Good Grief – Parshat Chayei Sarah 5779

Do you ever feel completely wiped out? Sometimes I feel so bone tired and knocked down, I could just sleep for hours. Bear in mind I say “hours” and not “days” because I’m a parent of young children who still wake up weekly in the middle of the night, so the luxury of consecutive hours of sleep sounds beautifully restorative. Everything is relative, right? It’s even worse when I’m sick. On days when I’m under the weather, I just want to lie on the couch and not move until the cold is gone.

And then there are weeks like this one when complete devastation knocks me down the hardest. It seems impossible to go on, and yet, somehow we must.

This very week, the Torah happens to teach us how to go on, find courage, and be a blessing. We read from Parshat Chayei Sarah, which makes the transition from one generation to the next. Beginning with Sarah’s death, we learn about Isaac and his courtship with Rebekkah, the list of Abraham’s decedents, and the death of Abraham and his burial at the cave of Machpelah. Through it all the family continues to push their way from experiences of loss and grief into the next chapter of life.

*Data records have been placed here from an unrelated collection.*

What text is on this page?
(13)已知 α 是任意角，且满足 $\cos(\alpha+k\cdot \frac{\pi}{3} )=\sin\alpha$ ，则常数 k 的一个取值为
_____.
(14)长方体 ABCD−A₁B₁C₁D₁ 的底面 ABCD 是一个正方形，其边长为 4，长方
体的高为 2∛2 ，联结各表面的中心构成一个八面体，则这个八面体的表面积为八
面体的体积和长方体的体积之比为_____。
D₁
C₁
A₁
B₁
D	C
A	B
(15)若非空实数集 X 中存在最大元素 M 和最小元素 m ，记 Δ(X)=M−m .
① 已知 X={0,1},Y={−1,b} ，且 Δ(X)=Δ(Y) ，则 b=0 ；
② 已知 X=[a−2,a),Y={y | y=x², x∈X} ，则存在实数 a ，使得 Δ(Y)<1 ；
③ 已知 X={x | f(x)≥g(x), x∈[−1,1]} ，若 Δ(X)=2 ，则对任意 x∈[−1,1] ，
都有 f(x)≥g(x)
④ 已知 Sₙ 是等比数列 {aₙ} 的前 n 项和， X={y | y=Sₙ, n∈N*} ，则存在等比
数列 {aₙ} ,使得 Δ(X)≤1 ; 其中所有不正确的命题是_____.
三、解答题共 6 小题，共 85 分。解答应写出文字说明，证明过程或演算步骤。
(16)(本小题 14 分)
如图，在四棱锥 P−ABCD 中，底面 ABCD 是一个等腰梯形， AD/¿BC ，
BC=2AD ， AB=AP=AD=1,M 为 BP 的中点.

It seems crazy that Abraham, and then Isaac, would be so quick to bury their loved ones. When we experience a loss, the paralyzing emotions we experience are in direct conflict with the pace at which our tradition encourages us to move on. Nevertheless, the Torah instructs us to waste no time in burying the deceased. In chapter 23, verses 3-4 we read, “Then Abraham arose from beside his dead, and spoke to the Hittites, saying, ‘I am a resident alien among you; sell me a burial site among you, that I may remove my dead for burial.’” Even in his deep grief, Abraham does not allow himself to wallow just yet; instead, he rushes to honor his beloved Sarah and give her a proper, timely burial.

As Jews, we are commanded to bury our dead quickly. There are many reasons for this, but perhaps the most important is that it actually helps the grieving process. We, the living, must be able to say goodbye and have some closure if we are to fully grieve and move forward. Shiva allows for seven days of direct community support and saying Kaddish for a year ensures that mourners continue to have indirect support as they keep their loved one close.

Through everything we do in Judaism, we walk yad b’yad (hand in hand), as the name of our grief partnership program here at Neveh Shalom suggests. The reason is simple – it’s so that we never have to experience life, or death, alone. May we strengthen and lift one another up, in happiness and in grief, and may all our lives be a blessing.